Et je voudrais vous demander une dernière chose : chantez pour moi l'hymne de la Théotokos : " Il est digne en vérité ". Mais faisons-le en nous levant, comme nous le faisons quand nous chantons l'hymne national de notre patrie !"

Il s'est relevé difficilement. Il était très épuisé et sa peau était devenue presque transparente. Après que nous ayons terminé, le staretz, des larmes de joie dans les yeux, nous étreignant et nous embrassant, dit : "Mes enfants, je vous vois ici pour la dernière fois ! Pardonnez-moi, pardonnez-moi !"

Tout le monde pleurait. Le Père Philarète nous calmait. Nous sommes partis profondément émus. Dans la matinée, nous avons appris qu'il était décédé ! Comme il l'avait prédit...

Nous l'avons enterré au milieu des rochers d'une manière convenable et digne. Pour reprendre les paroles d'un profane, je dirai ceci : une étoile d'ascétisme monastique est sortie sur le ciel du Mont Athos, mais a laissé derrière elle une trace lumineuse, nous montrant comment lutter et rester cohérents dans notre labeur ascétique. Que sa mémoire soit éternelle ! Prie pour moi, Père !

Il arrive souvent que vers la fin de notre vie, le Dieu Tout-Saint nous envoie une sorte d'épreuve qui nous rend meilleurs, et ceux qui nous entourent en bénéficient aussi. Il en fut de même pour le Père Philarète, qui œuvra avec humilité et fut récompensé par Dieu. 

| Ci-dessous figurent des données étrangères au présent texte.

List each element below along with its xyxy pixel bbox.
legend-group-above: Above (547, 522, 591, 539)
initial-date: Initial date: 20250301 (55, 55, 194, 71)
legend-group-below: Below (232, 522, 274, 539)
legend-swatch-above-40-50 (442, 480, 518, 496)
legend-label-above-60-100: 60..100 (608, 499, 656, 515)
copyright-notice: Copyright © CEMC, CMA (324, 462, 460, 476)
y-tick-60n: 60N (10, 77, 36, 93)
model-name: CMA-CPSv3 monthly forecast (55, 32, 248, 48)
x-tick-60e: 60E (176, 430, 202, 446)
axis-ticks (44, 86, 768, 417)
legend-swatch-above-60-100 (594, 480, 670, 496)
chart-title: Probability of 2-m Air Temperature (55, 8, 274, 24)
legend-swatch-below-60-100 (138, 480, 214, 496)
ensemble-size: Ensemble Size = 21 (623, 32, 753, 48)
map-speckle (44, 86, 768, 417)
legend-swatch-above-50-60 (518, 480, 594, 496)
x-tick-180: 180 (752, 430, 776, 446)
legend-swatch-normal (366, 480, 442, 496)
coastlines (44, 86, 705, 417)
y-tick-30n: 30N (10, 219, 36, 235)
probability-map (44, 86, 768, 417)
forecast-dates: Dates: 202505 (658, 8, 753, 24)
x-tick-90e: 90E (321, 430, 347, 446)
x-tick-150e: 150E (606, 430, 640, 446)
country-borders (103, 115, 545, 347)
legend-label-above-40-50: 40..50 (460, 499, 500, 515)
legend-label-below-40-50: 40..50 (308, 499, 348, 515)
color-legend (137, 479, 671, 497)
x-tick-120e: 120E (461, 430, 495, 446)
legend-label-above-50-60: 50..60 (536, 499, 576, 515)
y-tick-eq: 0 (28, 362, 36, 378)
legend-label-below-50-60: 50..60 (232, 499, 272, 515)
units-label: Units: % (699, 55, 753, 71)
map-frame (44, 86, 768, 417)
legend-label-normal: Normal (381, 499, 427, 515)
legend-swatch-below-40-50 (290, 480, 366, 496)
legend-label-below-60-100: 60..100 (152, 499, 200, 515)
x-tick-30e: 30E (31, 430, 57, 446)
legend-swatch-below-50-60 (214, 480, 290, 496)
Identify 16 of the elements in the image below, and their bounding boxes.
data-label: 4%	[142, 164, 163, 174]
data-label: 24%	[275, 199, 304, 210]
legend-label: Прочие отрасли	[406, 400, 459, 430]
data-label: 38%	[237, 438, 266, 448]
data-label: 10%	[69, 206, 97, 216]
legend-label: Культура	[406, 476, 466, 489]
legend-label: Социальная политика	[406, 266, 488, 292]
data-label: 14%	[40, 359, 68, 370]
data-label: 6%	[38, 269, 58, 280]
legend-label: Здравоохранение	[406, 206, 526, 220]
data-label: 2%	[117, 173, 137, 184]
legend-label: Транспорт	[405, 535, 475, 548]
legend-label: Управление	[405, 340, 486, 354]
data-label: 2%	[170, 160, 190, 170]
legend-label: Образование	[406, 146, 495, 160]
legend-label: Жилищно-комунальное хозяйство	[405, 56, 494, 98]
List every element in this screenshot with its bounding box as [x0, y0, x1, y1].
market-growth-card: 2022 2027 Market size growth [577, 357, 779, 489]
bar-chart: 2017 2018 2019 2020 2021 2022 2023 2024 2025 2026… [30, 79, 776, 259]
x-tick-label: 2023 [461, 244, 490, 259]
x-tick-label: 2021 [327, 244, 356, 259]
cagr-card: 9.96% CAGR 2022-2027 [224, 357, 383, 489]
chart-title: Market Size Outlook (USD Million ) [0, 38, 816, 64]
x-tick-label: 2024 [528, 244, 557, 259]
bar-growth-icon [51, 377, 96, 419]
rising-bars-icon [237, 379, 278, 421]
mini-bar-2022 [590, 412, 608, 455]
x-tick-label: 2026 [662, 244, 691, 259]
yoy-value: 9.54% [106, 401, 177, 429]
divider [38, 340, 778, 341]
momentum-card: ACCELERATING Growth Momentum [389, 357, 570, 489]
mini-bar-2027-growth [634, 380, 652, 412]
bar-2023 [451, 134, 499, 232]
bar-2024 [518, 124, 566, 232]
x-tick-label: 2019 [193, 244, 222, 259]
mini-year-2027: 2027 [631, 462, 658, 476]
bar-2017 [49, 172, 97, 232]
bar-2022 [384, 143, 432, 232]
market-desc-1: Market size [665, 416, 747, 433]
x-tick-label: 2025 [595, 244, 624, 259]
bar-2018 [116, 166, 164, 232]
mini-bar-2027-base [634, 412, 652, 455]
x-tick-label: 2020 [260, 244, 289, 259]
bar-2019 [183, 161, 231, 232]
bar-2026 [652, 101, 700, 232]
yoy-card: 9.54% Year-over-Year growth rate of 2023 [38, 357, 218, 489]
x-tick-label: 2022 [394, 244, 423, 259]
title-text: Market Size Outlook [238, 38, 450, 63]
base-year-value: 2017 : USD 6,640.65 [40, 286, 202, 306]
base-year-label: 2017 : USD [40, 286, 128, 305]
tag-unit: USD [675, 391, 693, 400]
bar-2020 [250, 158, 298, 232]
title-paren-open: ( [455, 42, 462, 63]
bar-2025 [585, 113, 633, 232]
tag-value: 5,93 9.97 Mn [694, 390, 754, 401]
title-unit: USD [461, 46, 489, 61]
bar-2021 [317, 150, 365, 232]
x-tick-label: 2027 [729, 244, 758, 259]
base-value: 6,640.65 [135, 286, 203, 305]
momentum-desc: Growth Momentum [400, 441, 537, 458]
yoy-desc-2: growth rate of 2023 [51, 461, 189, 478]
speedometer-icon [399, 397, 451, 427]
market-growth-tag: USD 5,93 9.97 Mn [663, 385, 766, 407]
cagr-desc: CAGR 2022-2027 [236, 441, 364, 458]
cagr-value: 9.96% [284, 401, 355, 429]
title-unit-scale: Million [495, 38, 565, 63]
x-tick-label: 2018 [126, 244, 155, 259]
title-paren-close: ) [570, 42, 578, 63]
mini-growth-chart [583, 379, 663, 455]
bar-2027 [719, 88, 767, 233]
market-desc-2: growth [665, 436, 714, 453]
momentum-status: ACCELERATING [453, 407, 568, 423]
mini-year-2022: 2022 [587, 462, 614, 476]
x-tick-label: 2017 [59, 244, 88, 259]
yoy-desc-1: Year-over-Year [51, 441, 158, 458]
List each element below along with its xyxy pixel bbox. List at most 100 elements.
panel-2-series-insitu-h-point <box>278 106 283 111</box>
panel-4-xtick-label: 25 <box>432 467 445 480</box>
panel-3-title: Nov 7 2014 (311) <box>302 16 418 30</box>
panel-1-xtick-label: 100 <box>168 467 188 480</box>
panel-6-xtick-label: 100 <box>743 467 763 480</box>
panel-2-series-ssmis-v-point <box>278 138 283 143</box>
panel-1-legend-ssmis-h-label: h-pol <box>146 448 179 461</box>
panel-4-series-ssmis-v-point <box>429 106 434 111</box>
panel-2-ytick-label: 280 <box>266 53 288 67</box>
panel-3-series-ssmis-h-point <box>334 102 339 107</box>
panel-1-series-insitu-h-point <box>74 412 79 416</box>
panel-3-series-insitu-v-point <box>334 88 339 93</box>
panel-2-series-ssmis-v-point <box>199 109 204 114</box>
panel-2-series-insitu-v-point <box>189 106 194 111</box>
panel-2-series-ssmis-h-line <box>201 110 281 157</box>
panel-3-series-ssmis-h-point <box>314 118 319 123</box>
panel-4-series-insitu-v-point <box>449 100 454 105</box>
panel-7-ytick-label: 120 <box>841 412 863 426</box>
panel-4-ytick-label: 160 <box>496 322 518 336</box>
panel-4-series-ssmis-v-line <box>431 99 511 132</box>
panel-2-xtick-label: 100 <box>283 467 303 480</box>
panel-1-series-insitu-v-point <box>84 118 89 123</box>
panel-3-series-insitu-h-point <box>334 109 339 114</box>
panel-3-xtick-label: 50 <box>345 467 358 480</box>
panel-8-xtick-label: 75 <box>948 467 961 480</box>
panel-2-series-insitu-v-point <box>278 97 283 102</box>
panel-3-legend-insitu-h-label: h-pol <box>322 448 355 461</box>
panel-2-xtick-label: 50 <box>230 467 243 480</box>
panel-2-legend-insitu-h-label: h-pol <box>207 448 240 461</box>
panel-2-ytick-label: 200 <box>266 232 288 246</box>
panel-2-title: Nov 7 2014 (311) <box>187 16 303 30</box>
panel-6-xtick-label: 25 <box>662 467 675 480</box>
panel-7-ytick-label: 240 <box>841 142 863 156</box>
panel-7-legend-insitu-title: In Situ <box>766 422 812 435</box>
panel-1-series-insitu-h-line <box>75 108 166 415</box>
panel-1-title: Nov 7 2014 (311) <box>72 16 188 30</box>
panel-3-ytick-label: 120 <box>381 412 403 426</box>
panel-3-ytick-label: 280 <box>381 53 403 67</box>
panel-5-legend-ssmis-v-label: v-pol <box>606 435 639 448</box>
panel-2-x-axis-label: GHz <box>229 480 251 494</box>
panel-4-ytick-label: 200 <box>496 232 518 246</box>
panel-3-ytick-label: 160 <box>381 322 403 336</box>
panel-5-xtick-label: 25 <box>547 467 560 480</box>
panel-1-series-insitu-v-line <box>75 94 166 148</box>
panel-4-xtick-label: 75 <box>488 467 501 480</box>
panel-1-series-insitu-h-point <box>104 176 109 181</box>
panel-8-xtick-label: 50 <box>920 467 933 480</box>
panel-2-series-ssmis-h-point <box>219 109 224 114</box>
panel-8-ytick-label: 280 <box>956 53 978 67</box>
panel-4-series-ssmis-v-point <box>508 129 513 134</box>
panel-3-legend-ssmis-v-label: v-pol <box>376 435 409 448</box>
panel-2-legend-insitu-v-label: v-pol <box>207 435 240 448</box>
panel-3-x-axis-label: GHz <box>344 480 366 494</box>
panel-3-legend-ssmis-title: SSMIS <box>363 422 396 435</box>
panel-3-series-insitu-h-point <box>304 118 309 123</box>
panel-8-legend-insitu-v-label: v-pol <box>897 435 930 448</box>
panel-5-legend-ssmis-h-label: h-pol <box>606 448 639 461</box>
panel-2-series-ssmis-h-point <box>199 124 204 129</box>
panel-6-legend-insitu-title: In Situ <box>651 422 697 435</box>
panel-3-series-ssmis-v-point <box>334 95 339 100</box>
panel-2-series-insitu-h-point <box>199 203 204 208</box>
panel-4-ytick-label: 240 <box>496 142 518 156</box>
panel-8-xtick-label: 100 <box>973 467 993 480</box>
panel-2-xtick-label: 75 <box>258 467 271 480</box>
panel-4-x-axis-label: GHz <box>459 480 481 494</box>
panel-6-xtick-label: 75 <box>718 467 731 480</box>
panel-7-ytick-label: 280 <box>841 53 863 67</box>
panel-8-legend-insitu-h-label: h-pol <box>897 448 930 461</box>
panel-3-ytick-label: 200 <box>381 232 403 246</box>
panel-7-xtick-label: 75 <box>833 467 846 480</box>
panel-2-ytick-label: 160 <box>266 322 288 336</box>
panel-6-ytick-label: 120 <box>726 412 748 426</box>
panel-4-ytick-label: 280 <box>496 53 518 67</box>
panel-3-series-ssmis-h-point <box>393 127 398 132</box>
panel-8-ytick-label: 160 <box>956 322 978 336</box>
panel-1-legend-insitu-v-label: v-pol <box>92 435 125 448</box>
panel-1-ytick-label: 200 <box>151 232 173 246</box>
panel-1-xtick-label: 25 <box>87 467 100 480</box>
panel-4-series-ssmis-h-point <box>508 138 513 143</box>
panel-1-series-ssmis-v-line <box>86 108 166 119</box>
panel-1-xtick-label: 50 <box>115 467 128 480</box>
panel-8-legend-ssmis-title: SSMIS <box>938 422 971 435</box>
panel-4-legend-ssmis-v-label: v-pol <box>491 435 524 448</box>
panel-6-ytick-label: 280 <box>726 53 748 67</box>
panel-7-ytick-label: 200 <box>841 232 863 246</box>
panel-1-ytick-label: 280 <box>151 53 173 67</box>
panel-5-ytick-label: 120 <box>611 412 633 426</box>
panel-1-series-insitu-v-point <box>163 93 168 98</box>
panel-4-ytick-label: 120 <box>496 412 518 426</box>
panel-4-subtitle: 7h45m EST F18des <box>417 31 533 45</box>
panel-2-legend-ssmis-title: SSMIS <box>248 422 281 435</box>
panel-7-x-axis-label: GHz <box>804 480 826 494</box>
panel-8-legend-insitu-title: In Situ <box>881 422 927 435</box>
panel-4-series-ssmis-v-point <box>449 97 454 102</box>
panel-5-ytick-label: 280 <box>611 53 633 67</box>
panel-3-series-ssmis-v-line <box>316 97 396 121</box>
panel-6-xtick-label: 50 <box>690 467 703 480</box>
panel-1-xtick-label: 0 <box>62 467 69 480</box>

Vous avez entendu, M. Melinos, comment le Diable a tenté de perturber un homme de vertu et de labeur ascétique ; mais le Dieu Très Saint l'a protégé par Sa Grâce, et l'âme de l'ascète n'a souffert aucun mal, mais a été fortifiée dans son amour pour le Seigneur. Cet amour s'enflamma de plus en plus et, avec un zèle croissant, le staretz loua Dieu.